Part of Proceedings of the International Conference on Machine Learning 1 pre-proceedings (ICML 2020)

Bibtex »Metadata »Paper »Supplemental »

Bibtek download is not availble in the pre-proceeding


Feihu Huang, Shangqian Gao, Jian Pei, Heng Huang


Policy gradient methods are a class of powerful algorithms in reinforcement learning (RL). More recently, some variance reduced policy gradient methods have been developed to improve sample efficiency and obtain a near-optimal sample complexity $O(\epsilon^{-3})$ for finding an $\epsilon$-stationary point of non-concave performance function in model-free RL. However, the practical performances of these variance reduced policy gradient methods are not consistent with their near-optimal sample complexity, because these methods require large batches and strict learning rates to achieve this optimal complexity.

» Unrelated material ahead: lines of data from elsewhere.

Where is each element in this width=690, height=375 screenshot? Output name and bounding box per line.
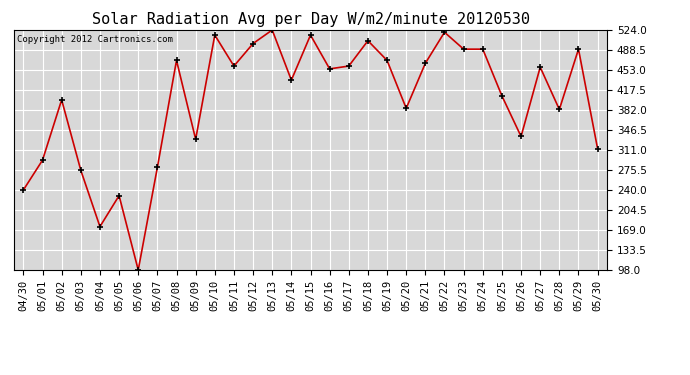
Title: Solar Radiation Avg per Day W/m2/minute 20120530: Solar Radiation Avg per Day W/m2/minute … — [92, 12, 529, 27]
Text: Copyright 2012 Cartronics.com: Copyright 2012 Cartronics.com — [17, 35, 172, 44]
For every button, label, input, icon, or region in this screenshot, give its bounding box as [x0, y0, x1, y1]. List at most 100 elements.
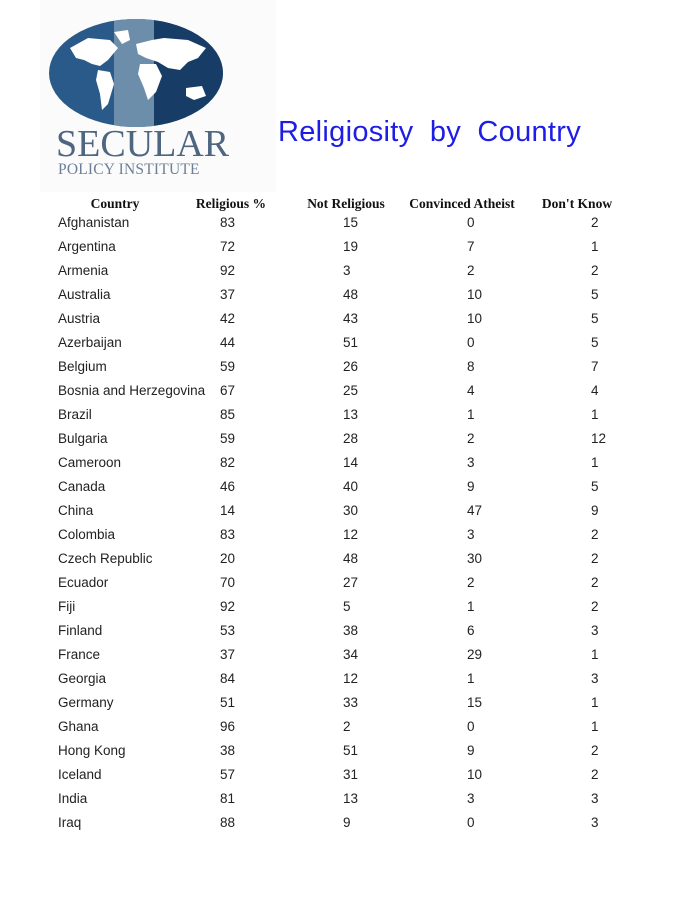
table-row: Iceland 57 31 10 2 [0, 767, 696, 791]
table-row: Finland 53 38 6 3 [0, 623, 696, 647]
cell-dont-know: 9 [591, 503, 599, 518]
cell-country: Germany [58, 695, 114, 710]
cell-not-religious: 31 [343, 767, 359, 782]
cell-country: Colombia [58, 527, 116, 542]
cell-dont-know: 5 [591, 287, 599, 302]
cell-country: Australia [58, 287, 111, 302]
table-row: Azerbaijan 44 51 0 5 [0, 335, 696, 359]
cell-religious: 42 [220, 311, 236, 326]
cell-religious: 85 [220, 407, 236, 422]
cell-dont-know: 5 [591, 335, 599, 350]
cell-not-religious: 19 [343, 239, 359, 254]
table-row: Bosnia and Herzegovina 67 25 4 4 [0, 383, 696, 407]
table-row: India 81 13 3 3 [0, 791, 696, 815]
cell-religious: 37 [220, 647, 236, 662]
cell-religious: 81 [220, 791, 236, 806]
cell-religious: 72 [220, 239, 236, 254]
cell-religious: 37 [220, 287, 236, 302]
cell-not-religious: 43 [343, 311, 359, 326]
cell-religious: 46 [220, 479, 236, 494]
cell-dont-know: 5 [591, 479, 599, 494]
cell-not-religious: 30 [343, 503, 359, 518]
cell-religious: 92 [220, 599, 236, 614]
cell-dont-know: 2 [591, 215, 599, 230]
cell-convinced-atheist: 9 [467, 479, 475, 494]
cell-dont-know: 3 [591, 791, 599, 806]
table-row: Ghana 96 2 0 1 [0, 719, 696, 743]
cell-religious: 84 [220, 671, 236, 686]
cell-not-religious: 38 [343, 623, 359, 638]
cell-not-religious: 40 [343, 479, 359, 494]
cell-not-religious: 9 [343, 815, 351, 830]
table-row: France 37 34 29 1 [0, 647, 696, 671]
cell-country: Armenia [58, 263, 109, 278]
cell-convinced-atheist: 9 [467, 743, 475, 758]
cell-convinced-atheist: 0 [467, 815, 475, 830]
cell-not-religious: 25 [343, 383, 359, 398]
cell-not-religious: 5 [343, 599, 351, 614]
cell-country: Austria [58, 311, 101, 326]
table-row: Armenia 92 3 2 2 [0, 263, 696, 287]
cell-convinced-atheist: 15 [467, 695, 483, 710]
cell-country: Canada [58, 479, 106, 494]
cell-not-religious: 26 [343, 359, 359, 374]
cell-religious: 59 [220, 359, 236, 374]
cell-religious: 67 [220, 383, 236, 398]
cell-country: France [58, 647, 101, 662]
cell-not-religious: 13 [343, 407, 359, 422]
cell-not-religious: 13 [343, 791, 359, 806]
cell-not-religious: 34 [343, 647, 359, 662]
header-country: Country [90, 196, 140, 211]
table-row: Georgia 84 12 1 3 [0, 671, 696, 695]
cell-dont-know: 2 [591, 527, 599, 542]
cell-convinced-atheist: 6 [467, 623, 475, 638]
table-row: Ecuador 70 27 2 2 [0, 575, 696, 599]
header-convinced-atheist: Convinced Atheist [409, 196, 515, 211]
cell-dont-know: 1 [591, 647, 599, 662]
cell-religious: 14 [220, 503, 236, 518]
cell-not-religious: 14 [343, 455, 359, 470]
page-title: Religiosity by Country [278, 116, 582, 148]
cell-not-religious: 15 [343, 215, 359, 230]
cell-dont-know: 3 [591, 815, 599, 830]
cell-country: Argentina [58, 239, 116, 254]
header-not-religious: Not Religious [307, 196, 385, 211]
cell-not-religious: 12 [343, 527, 359, 542]
cell-dont-know: 5 [591, 311, 599, 326]
cell-religious: 82 [220, 455, 236, 470]
cell-religious: 53 [220, 623, 236, 638]
cell-convinced-atheist: 0 [467, 335, 475, 350]
cell-dont-know: 1 [591, 455, 599, 470]
cell-dont-know: 2 [591, 743, 599, 758]
cell-religious: 83 [220, 215, 236, 230]
cell-convinced-atheist: 0 [467, 719, 475, 734]
cell-religious: 83 [220, 527, 236, 542]
cell-not-religious: 3 [343, 263, 351, 278]
secular-policy-institute-logo: SECULAR POLICY INSTITUTE [40, 0, 276, 192]
cell-dont-know: 4 [591, 383, 599, 398]
table-row: Australia 37 48 10 5 [0, 287, 696, 311]
cell-dont-know: 1 [591, 695, 599, 710]
cell-country: Bosnia and Herzegovina [58, 383, 206, 398]
cell-not-religious: 48 [343, 287, 359, 302]
cell-convinced-atheist: 8 [467, 359, 475, 374]
cell-religious: 70 [220, 575, 236, 590]
cell-dont-know: 2 [591, 551, 599, 566]
cell-dont-know: 3 [591, 623, 599, 638]
cell-religious: 92 [220, 263, 236, 278]
cell-country: Ecuador [58, 575, 109, 590]
cell-convinced-atheist: 2 [467, 263, 475, 278]
table-row: Austria 42 43 10 5 [0, 311, 696, 335]
cell-dont-know: 2 [591, 575, 599, 590]
table-row: Fiji 92 5 1 2 [0, 599, 696, 623]
cell-country: Brazil [58, 407, 92, 422]
cell-convinced-atheist: 47 [467, 503, 483, 518]
cell-religious: 38 [220, 743, 236, 758]
cell-country: Ghana [58, 719, 99, 734]
cell-dont-know: 2 [591, 263, 599, 278]
cell-convinced-atheist: 1 [467, 599, 475, 614]
header-religious: Religious % [195, 196, 267, 211]
table-row: China 14 30 47 9 [0, 503, 696, 527]
cell-country: Azerbaijan [58, 335, 122, 350]
table-row: Cameroon 82 14 3 1 [0, 455, 696, 479]
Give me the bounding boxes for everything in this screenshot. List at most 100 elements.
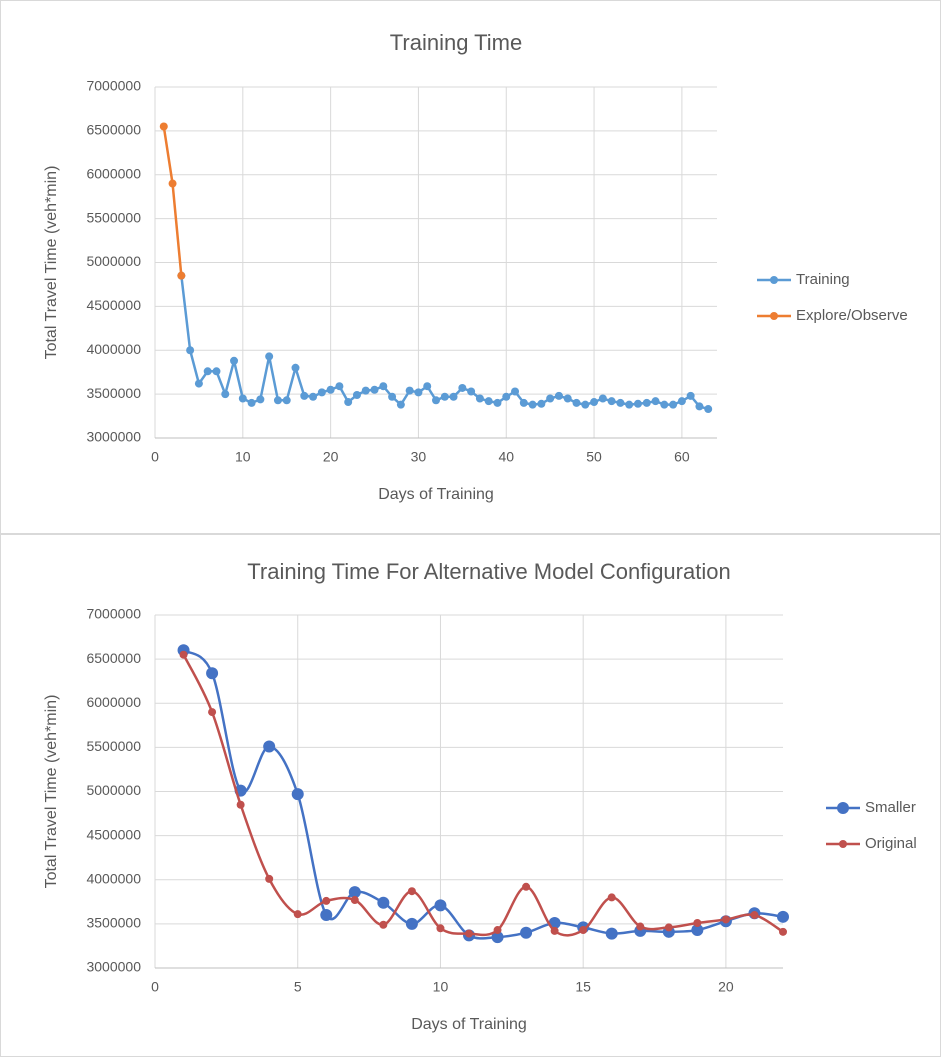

In the paper, thus, we propose a class of efficient momentum-based policy gradient methods, which use adaptive learning rates and do not require large batches. Specifically, we propose a fast important-sampling momentum-based policy gradient (IS-MBPG) method by using the important sampling technique. Meanwhile, we also propose a fast hessian-aided momentum-based policy gradient (HA-MBPG) method via using the semi-hessian information. In theoretical analysis, we prove that our algorithms also have the sample complexity $O(\epsilon^{-3})$, as the existing best policy gradient methods. In the experiments, we use some benchmark tasks to demonstrate the effectiveness of algorithms.